Approximately 90 per cent of the production of north and west-central Texas has come from the major positive structural elements: the Bend, Electra and Muenster arches. Increased attention is now being given the bordering basins, especially the north end of the Fort Worth syncline, in which five new fields were found during 1939. In north Texas shallow reservoirs of Cisco age have contributed by far the greater part of the total production and proved reserves, but shallow production is now declining while deep production, especially from the Strawn, is of ever-increasing importance. Three 1939 discoveries in Archer, Clay, and Montague counties are producing from limestones of Bend age; previously no Bend production had been found north of Young County.
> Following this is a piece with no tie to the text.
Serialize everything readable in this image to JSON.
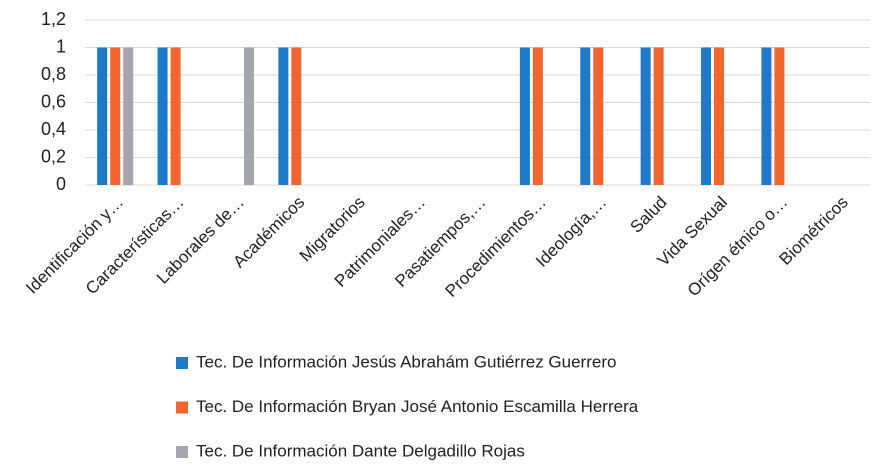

The reflection seismograph has had conspicuous success in the deeper parts of the east half of the north Texas district, but west of the Bend arch it has not yet demonstrated its application except in the discovery of two reef-like masses of Canyon limestone, one of which produces oil in the Seymour field, Baylor County. Surface mapping is no longer an important exploratory tool, but systematic subsurface work is of increasing importance. Simpson sediments were encountered above the Ellenburger limestone near the axis of the Fort Worth syncline, and increased thickness of post-Ellenburger Ordovician may be looked for farther south in the deeper parts of the syncline. The top of the Ellenburger was reached in Hardeman County at the greatest depth found to date west of the Muenster arch. The name Hardeman syncline is proposed for the large syncline lying between the Electra arch and the Wichita Mountains.